[Python-Dev] socketserver ForkingMixin waiting for child processes

2017-08-11 Thread Victor Stinner
Hi,

I'm working on reducing the failure rate of Python CIs (Travis CI,
AppVeyor, buildbots). For that, I'm trying to reduce test side effects
using "environment altered" warnings. This week, I worked on
support.reap_children() which detects leaked child processes (usually
created with os.fork()).

I found a bug in the socketserver module: it waits for child processes
completion, but only in non-blocking mode. If a child process takes
too long, the server will never reads its exit status and so the
server leaks "zombie processes". Leaking processes can increase the
memory usage, spawning new processes can fail, etc.

=> http://bugs.python.org/issue31151

I changed the code to call waitpid() in blocking mode on each child
process on server_close(), to ensure that all children completed when
on server close:

https://github.com/python/cpython/commit/aa8ec34ad52bb3b274ce91169e1bc4a598655049

After pushing my change, I'm not sure anymore if it's a good idea.
There is a risk that server_close() blocks if a child is stuck on a
socket recv() or send() for some reasons.

Should we relax the code by waiting a few seconds (problem: hardcoded
timeouts are always a bad idea), or *terminate* processes (SIGKILL on
UNIX) if they don't complete fast enough?

I don't know which applications use socketserver. How I can test if it
breaks code in the wild?

At least, I didn't notice any regression on Python CIs.

Well, maybe the change is ok for the master branch. But I would like
your opinion because now I would like to backport the fix to 2.7 and
3.6 branches.
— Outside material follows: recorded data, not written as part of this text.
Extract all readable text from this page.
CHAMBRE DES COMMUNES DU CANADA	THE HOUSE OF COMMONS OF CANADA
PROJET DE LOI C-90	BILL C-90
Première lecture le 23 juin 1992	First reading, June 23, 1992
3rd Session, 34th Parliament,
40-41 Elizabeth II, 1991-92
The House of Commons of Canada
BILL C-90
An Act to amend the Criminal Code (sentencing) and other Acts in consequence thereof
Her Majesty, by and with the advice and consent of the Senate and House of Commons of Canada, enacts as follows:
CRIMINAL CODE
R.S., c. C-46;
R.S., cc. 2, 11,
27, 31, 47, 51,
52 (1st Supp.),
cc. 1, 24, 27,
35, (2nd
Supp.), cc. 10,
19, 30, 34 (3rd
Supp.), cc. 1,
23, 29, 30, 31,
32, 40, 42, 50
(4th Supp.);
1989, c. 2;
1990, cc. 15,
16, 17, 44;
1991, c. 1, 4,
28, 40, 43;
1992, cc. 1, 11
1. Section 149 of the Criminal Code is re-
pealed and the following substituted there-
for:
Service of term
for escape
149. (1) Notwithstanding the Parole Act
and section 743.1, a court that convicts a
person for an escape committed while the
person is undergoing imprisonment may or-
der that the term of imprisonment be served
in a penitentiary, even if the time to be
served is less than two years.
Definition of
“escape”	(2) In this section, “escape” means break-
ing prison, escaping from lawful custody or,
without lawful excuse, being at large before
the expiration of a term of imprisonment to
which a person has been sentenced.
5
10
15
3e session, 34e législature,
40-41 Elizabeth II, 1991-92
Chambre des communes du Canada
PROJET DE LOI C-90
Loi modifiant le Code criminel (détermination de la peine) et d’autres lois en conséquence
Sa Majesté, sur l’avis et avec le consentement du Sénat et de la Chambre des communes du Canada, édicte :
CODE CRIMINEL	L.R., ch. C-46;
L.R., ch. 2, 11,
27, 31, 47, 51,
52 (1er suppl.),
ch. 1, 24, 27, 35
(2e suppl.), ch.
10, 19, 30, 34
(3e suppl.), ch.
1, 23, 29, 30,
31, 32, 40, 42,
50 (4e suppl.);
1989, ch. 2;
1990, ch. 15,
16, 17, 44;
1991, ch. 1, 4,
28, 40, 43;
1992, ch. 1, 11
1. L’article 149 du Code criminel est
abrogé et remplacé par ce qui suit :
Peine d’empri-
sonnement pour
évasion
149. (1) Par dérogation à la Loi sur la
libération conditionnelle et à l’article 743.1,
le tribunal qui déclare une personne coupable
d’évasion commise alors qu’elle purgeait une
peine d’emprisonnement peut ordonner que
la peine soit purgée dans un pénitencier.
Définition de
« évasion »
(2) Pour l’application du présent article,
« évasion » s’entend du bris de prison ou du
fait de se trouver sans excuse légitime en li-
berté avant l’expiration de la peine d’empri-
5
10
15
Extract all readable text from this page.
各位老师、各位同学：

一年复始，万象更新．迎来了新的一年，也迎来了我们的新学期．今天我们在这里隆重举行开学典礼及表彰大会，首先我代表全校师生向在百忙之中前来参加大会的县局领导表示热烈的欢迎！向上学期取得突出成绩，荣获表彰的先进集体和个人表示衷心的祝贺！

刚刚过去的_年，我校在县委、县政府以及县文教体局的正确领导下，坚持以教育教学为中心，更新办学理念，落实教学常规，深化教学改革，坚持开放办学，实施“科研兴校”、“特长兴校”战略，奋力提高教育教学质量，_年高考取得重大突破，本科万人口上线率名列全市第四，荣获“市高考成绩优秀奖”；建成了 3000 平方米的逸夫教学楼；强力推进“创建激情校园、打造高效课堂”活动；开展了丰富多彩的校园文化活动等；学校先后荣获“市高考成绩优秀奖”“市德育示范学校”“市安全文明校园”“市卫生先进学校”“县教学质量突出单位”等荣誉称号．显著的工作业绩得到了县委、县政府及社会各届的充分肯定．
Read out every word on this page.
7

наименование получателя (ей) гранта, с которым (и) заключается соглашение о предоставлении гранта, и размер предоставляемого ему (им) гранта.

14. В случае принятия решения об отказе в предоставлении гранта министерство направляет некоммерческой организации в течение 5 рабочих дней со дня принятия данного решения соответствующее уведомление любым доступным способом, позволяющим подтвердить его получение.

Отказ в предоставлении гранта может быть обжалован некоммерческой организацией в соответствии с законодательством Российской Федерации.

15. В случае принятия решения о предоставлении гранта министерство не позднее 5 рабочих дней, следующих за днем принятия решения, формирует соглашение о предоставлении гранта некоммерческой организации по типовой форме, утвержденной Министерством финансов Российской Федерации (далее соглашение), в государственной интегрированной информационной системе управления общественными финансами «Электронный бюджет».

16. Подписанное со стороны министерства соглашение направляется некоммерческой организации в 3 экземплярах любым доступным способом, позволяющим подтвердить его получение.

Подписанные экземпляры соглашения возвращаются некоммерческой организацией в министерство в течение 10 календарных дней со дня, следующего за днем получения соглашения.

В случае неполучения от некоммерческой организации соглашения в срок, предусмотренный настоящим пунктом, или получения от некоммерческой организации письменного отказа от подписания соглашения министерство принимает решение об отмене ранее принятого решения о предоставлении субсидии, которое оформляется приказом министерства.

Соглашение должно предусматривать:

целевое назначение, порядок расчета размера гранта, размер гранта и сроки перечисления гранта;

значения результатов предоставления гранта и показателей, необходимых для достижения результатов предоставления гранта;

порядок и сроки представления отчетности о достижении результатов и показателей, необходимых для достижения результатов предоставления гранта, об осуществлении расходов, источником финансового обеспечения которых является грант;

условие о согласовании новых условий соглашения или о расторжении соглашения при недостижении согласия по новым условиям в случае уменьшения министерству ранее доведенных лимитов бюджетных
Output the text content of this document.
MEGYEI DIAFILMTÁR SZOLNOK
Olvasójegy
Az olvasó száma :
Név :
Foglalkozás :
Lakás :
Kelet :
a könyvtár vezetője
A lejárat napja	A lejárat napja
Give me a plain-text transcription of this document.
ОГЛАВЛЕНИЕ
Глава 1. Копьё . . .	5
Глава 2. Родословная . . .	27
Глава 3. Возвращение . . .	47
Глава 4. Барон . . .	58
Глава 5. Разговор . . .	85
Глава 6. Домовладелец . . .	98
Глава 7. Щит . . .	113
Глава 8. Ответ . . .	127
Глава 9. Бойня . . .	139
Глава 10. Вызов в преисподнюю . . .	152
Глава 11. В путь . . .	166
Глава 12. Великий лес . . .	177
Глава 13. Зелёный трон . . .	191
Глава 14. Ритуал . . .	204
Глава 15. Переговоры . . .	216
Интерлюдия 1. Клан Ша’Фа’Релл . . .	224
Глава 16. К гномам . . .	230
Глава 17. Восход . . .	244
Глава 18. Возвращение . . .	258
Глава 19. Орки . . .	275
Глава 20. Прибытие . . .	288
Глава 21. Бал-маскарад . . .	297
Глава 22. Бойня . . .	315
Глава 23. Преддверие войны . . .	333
It might break some applications.

If we *cannot* backport such change to 2.7 and 3.6 because it changes
the behaviour, I will fix the bug in test_socketserver.py instead.

What do you think?

Victor
___
Python-Dev mailing list
[email protected]
https://mail.python.org/mailman/listinfo/python-dev
Unsubscribe: 
https://mail.python.org/mailman/options/python-dev/archive%40mail-archive.com


Re: [Python-Dev] socketserver ForkingMixin waiting for child processes

2017-08-11 Thread Matt Billenstein
Common pattern I've used is to wait a bit, then send a kill signal.

M

--
Matt Billenstein
[email protected]

Sent from my iPhone 6 (this put here so you know I have one)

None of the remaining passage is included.